Table creation notebooksTables/<database>/<schema>/create.table.<db>.<schema>.<table>.Notebook/Individual table DDL notebooks.
Deploy notebooksTables/<database>/_deploy/deploy.tables.<db>.<schema>.Notebook/Orchestration notebooks that use runMultiple() to create all tables in a schema in parallel.
Drop notebooksTables/<database>/_deploy/drop.tables.<database>.Notebook/Generated when FabricAddDropNotebooks = Y. Notebooks with DROP TABLE IF EXISTS statements.
Pipeline JSONPipeline definition filesUses TridentNotebook activities with inline connection references via RawJsonProperties.

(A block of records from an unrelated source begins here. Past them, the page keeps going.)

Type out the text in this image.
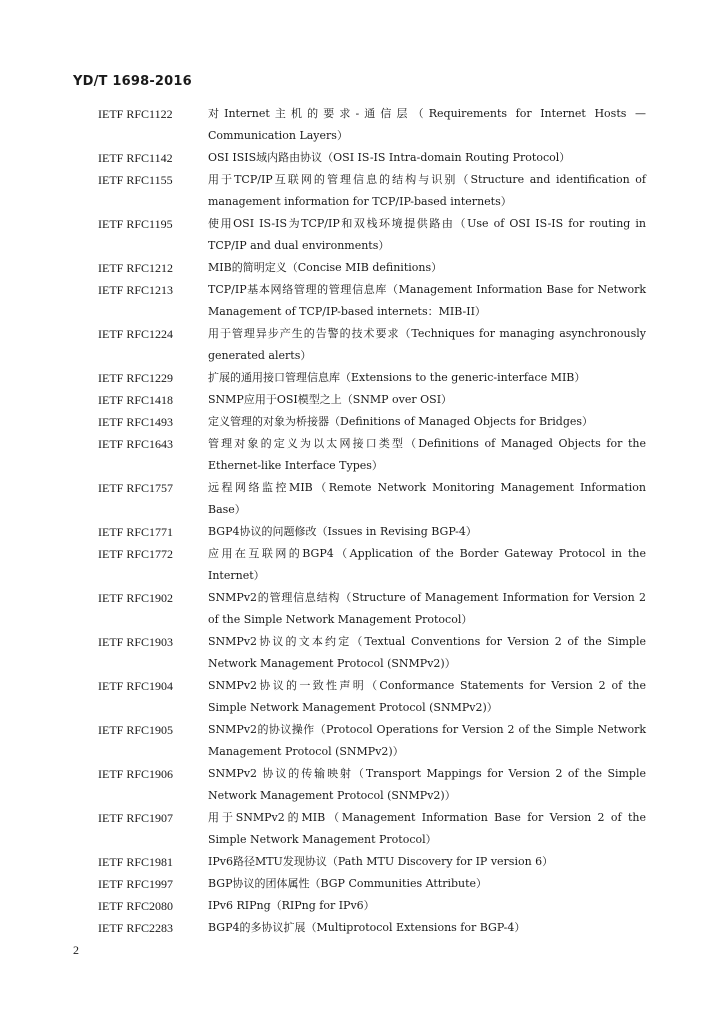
YD/T 1698-2016
IETF RFC1122	对Internet主机的要求-通信层（Requirements for Internet Hosts — Communication Layers）
IETF RFC1142	OSI ISIS域内路由协议（OSI IS-IS Intra-domain Routing Protocol）
IETF RFC1155	用于TCP/IP互联网的管理信息的结构与识别（Structure and identification of management information for TCP/IP-based internets）
IETF RFC1195	使用OSI IS-IS为TCP/IP和双栈环境提供路由（Use of OSI IS-IS for routing in TCP/IP and dual environments）
IETF RFC1212	MIB的简明定义（Concise MIB definitions）
IETF RFC1213	TCP/IP基本网络管理的管理信息库（Management Information Base for Network Management of TCP/IP-based internets：MIB-II）
IETF RFC1224	用于管理异步产生的告警的技术要求（Techniques for managing asynchronously generated alerts）
IETF RFC1229	扩展的通用接口管理信息库（Extensions to the generic-interface MIB）
IETF RFC1418	SNMP应用于OSI模型之上（SNMP over OSI）
IETF RFC1493	定义管理的对象为桥接器（Definitions of Managed Objects for Bridges）
IETF RFC1643	管理对象的定义为以太网接口类型（Definitions of Managed Objects for the Ethernet-like Interface Types）
IETF RFC1757	远程网络监控MIB（Remote Network Monitoring Management Information Base）
IETF RFC1771	BGP4协议的问题修改（Issues in Revising BGP-4）
IETF RFC1772	应用在互联网的BGP4（Application of the Border Gateway Protocol in the Internet）
IETF RFC1902	SNMPv2的管理信息结构（Structure of Management Information for Version 2 of the Simple Network Management Protocol）
IETF RFC1903	SNMPv2协议的文本约定（Textual Conventions for Version 2 of the Simple Network Management Protocol (SNMPv2)）
IETF RFC1904	SNMPv2协议的一致性声明（Conformance Statements for Version 2 of the Simple Network Management Protocol (SNMPv2)）
IETF RFC1905	SNMPv2的协议操作（Protocol Operations for Version 2 of the Simple Network Management Protocol (SNMPv2)）
IETF RFC1906	SNMPv2 协议的传输映射（Transport Mappings for Version 2 of the Simple Network Management Protocol (SNMPv2)）
IETF RFC1907	用于SNMPv2的MIB（Management Information Base for Version 2 of the Simple Network Management Protocol）
IETF RFC1981	IPv6路径MTU发现协议（Path MTU Discovery for IP version 6）
IETF RFC1997	BGP协议的团体属性（BGP Communities Attribute）
IETF RFC2080	IPv6 RIPng（RIPng for IPv6）
IETF RFC2283	BGP4的多协议扩展（Multiprotocol Extensions for BGP-4）
2
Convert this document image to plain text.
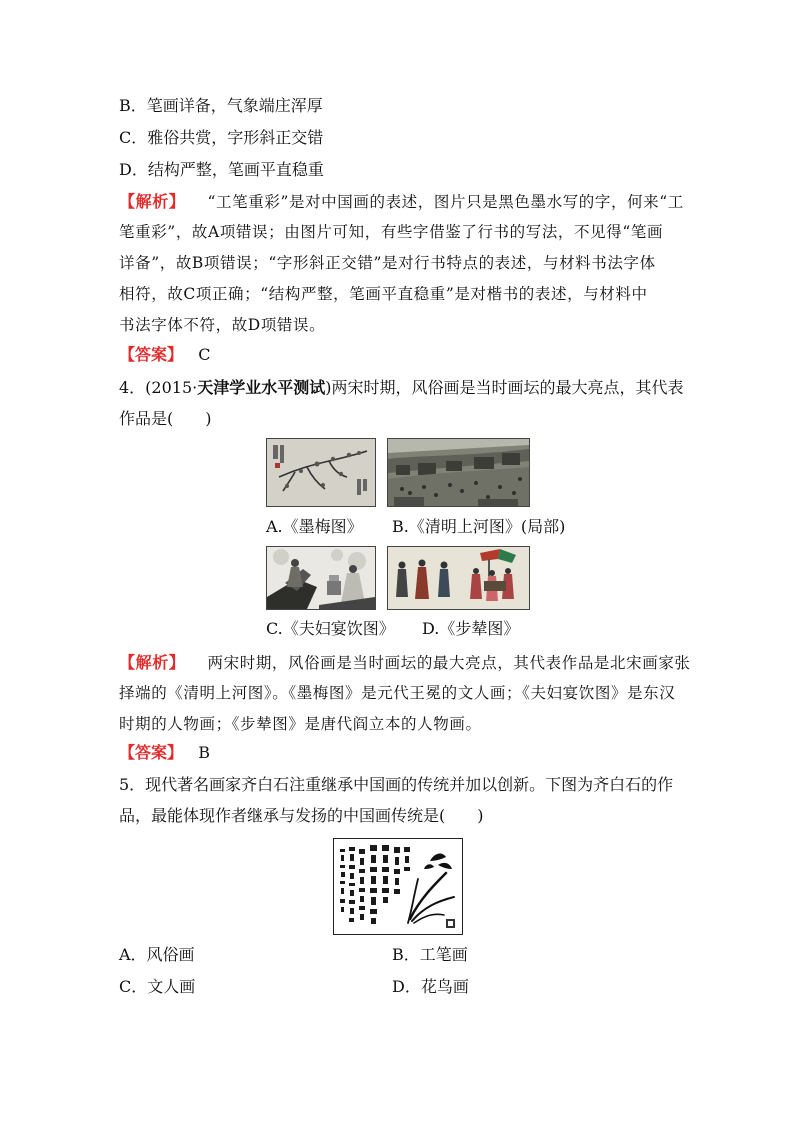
B．笔画详备，气象端庄浑厚
C．雅俗共赏，字形斜正交错
D．结构严整，笔画平直稳重
【解析】 “工笔重彩”是对中国画的表述，图片只是黑色墨水写的字，何来“工
笔重彩”，故A项错误；由图片可知，有些字借鉴了行书的写法，不见得“笔画
详备”，故B项错误；“字形斜正交错”是对行书特点的表述，与材料书法字体
相符，故C项正确；“结构严整，笔画平直稳重”是对楷书的表述，与材料中
书法字体不符，故D项错误。
【答案】 C
4．(2015·天津学业水平测试)两宋时期，风俗画是当时画坛的最大亮点，其代表
作品是(　　)
A.《墨梅图》 B.《清明上河图》(局部)
C.《夫妇宴饮图》 D.《步辇图》
【解析】 两宋时期，风俗画是当时画坛的最大亮点，其代表作品是北宋画家张
择端的《清明上河图》。《墨梅图》是元代王冕的文人画；《夫妇宴饮图》是东汉
时期的人物画；《步辇图》是唐代阎立本的人物画。
【答案】 B
5．现代著名画家齐白石注重继承中国画的传统并加以创新。下图为齐白石的作
品，最能体现作者继承与发扬的中国画传统是(　　)
A．风俗画	B．工笔画
C．文人画	D．花鸟画
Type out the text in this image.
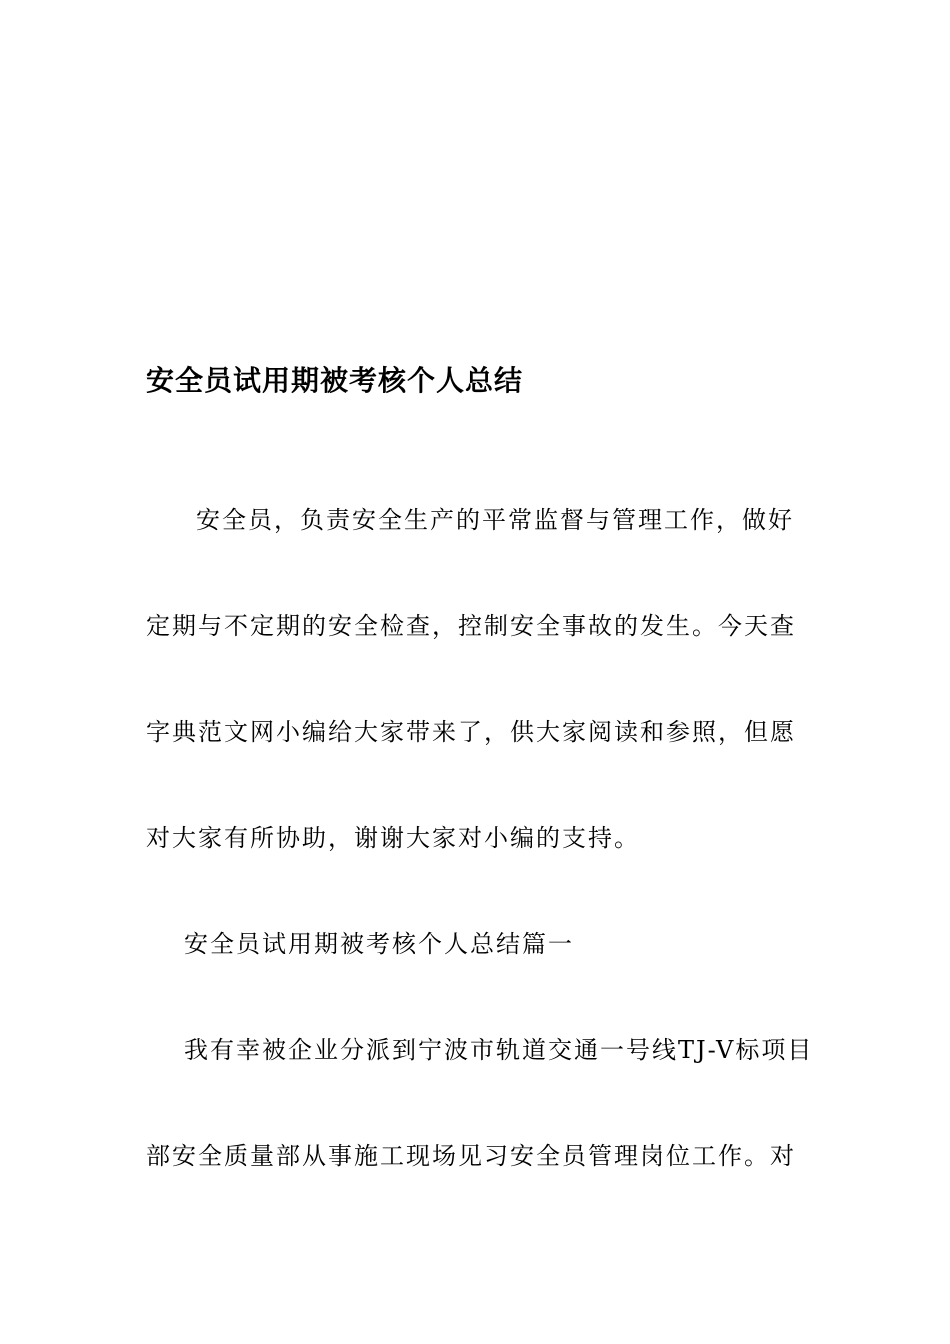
安全员试用期被考核个人总结
安全员，负责安全生产的平常监督与管理工作，做好
定期与不定期的安全检查，控制安全事故的发生。今天查
字典范文网小编给大家带来了，供大家阅读和参照，但愿
对大家有所协助，谢谢大家对小编的支持。
安全员试用期被考核个人总结篇一
我有幸被企业分派到宁波市轨道交通一号线TJ-V标项目
部安全质量部从事施工现场见习安全员管理岗位工作。对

BimlFlex does not generate datasets or linked services for Fabric projects.

.platform File Format

Every generated notebook is accompanied by a .platform file that Fabric git integration uses to identify and track the artifact:

{
"$schema": "https://developer.microsoft.com/json-schemas/fabric/gitIntegration/platformProperties/2.0.0/schema.json",
"metadata": {
"type": "Notebook",
"displayName": "deploy.tables.MyLakehouse.dbo",
"description": "Notebook for MyLakehouse.dbo deploy"
},
"config": {
"version": "2.0",
"logicalId": "a1b2c3d4-e5f6-7890-abcd-ef1234567890"
}
}

The logicalId is derived from the FabricLogicalId setting or generated deterministically from the object's metadata. The displayName follows the notebook naming convention configured through FabricAppendNotebookName and FabricUseDisplayFolder.

Notebook Header Format

Every generated notebook begins with a Fabric-specific metadata header that sets the Lakehouse context:

# Fabric notebook source

# METADATA ********************

# META {
# META "kernel_info": {
# META "name": "synapse_pyspark"
# META },
# META "dependencies": {
# META "lakehouse": {
# META "default_lakehouse": "<ExternalReference-GUID>",
# META "default_lakehouse_name": "<Catalog-Name>",
# META "default_lakehouse_workspace_id": "<FabricWorkspaceId>",
# META "known_lakehouses": [
# META {
# META "id": "<ExternalReference-GUID>"
# META }
# META ]
# META }
# META }
# META }

This header tells Fabric which Lakehouse to attach when the notebook opens. The values come from FabricWorkspaceId (workspace), ExternalReference (Lakehouse artifact GUID), and Catalog (Lakehouse name).

Deployment Workflow

Fabric does not use ARM template deployment like ADF. Instead, deploy through Fabric git integration:

  1. Build the project in BimlStudio to generate all artifacts to the FabricOutputPath
  2. Push the generated .platform files and notebook folders to a git repository connected to your Fabric workspace
  3. Sync the Fabric workspace from the git repository to import the notebooks and pipelines
  4. Verify in the Fabric portal that all notebooks, tables, and pipeline definitions appear in your workspace

Alternatively, for manual deployment:

  1. Build the project in BimlStudio
  2. Open each generated notebook file and import it into your Fabric workspace manually
  3. Create the pipeline activities by importing the generated pipeline JSON
tip

For production workflows, Fabric git integration is strongly recommended over manual import. It provides version control, change tracking, and the ability to deploy consistently across environments.